Optic disk pit (ODP) is a subset of spectrum of congenital cavitary anomalies. Optic disk pit maculopathy causes progressive visual deterioration and is addressed with pars plana vitrectomy (PPV) with or without ODP stuffing. We report a case of progressive ODP maculopathy who was taken up for 23-G 3-port PPV, with complete vitreous removal and stuffing of the ODP with autologous sclera and sequential analysis of change in the retinal nerve fiber layer (RNFL) thickness. Spectral-domain optical coherence tomography RNFL analysis at 1 and 12 months follow-up postoperatively showed total RNFL thickness decrease from 130 µm to 103 µm respectively.
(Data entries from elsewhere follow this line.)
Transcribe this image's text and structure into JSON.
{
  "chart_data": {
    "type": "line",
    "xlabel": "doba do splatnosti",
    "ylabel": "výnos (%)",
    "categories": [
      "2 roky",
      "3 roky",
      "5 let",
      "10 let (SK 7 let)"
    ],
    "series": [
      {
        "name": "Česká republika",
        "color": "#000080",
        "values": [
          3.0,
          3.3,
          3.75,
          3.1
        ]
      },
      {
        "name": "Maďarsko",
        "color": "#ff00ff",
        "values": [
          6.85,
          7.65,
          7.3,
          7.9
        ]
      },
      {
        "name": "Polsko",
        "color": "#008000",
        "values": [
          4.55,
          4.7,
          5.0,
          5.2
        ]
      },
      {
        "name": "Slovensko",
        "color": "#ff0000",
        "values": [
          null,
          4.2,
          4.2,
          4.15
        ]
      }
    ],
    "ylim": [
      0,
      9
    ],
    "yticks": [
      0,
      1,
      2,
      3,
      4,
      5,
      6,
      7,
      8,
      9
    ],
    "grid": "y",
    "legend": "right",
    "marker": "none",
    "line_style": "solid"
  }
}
Hemiquadrant analysis showed slight reduction of superior RNFL thickness from 142 µm to 139 µm. However, in the inferior hemiquadrant, the reduction in mean RNFL thickness seems to be significant from 133 µm to 100 µm at 1 and 12 months respectively. Sector-wise analysis of the RNFL thickness showed maximum reduction in the inferotemporal quadrant and other sectors seemed to be relatively preserved corresponding to the area of scleral stuffing. Retrospective or prospective analysis of RNFL health of patients undergoing surgery for ODP-M with stuffing needs to evaluated.